Weston and Bain then lay out their vision of a school that uses technology as “cognitive tools” to transform teaching and learning (p. 11). Such schools have six features (pp.12-13):
1. Agreed upon “simple rules” that the entire school community “believes about teaching and learning.”
2. School community “deliberately and systematically uses its simple rules” to design and implement school tasks and actions.
3. All members of community are “engaged in creating, adapting, and sustaining the … design of the school.”
4. Real-time feedback from all community members “drives bottom-up change,” and makes each member accountable.
5. The interaction of rules, design, collaboration, and feedback lead to a shared conceptual framework for daily classroom and school activities that is self-organized and ever changing.
6. This self-organized, dynamic community “demand(s) systemic and ubiquitous use of technology” (p.13) to use “cognitive tools” everyday in classroom practice.
Soaring to rhetorical heights, this rosy picture of community solidarity in designing and implementing schools where 1:1 laptops can now—as never before–effortlessly and quietly transform teaching and learning is startling in its denial of history and context.I found no mention of the frequent ideological wars over the best ways of teaching and learning and the constant political struggles over dollars, staff, and buildings–all of which have shaped the course of school reform in the past century and a half. Nary a word about severe inequities in teaching and learning in big city schools. Even worse, feature 6 where the community stipulates that technology has to be used in classrooms daily ignores all of the prior conflicts over innovative devices and assumes that even with community agreement, desired student outcomes will be achieved.

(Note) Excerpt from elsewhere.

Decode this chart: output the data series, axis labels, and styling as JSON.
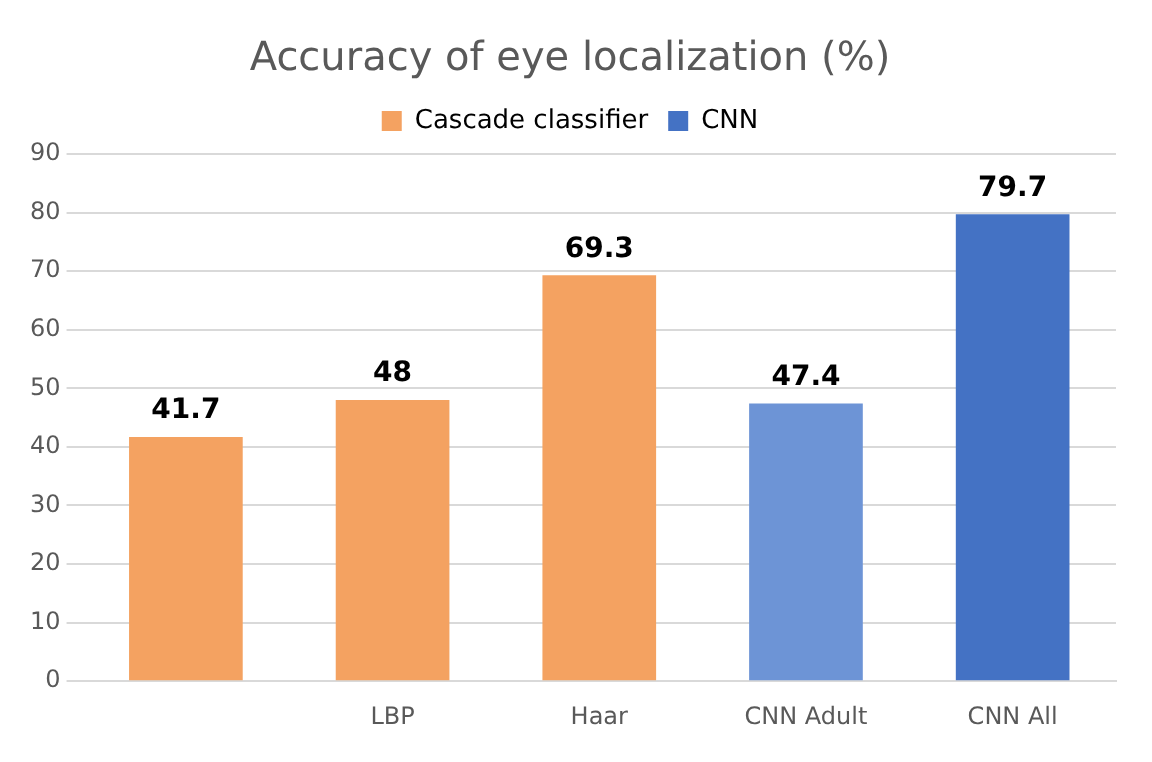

Had the authors identified private and public schools over the past decades that have had these six features and used technology to transform children and adults, their argument would have been stronger. Absent the naming of such schools that have sustained and scaled up change to districts and states, and without any sense of frequent political conflicts over choice, competition, entrepreneurial innovations, and the low return on investment that instructional technology has accumulated over the past quarter-century, I found the authors’ analysis of the problem of 1:1 laptops far superior to their blue-sky scenario for creating school communities that “demand” use of technologies as cognitive tools to completely overhaul teaching and learning.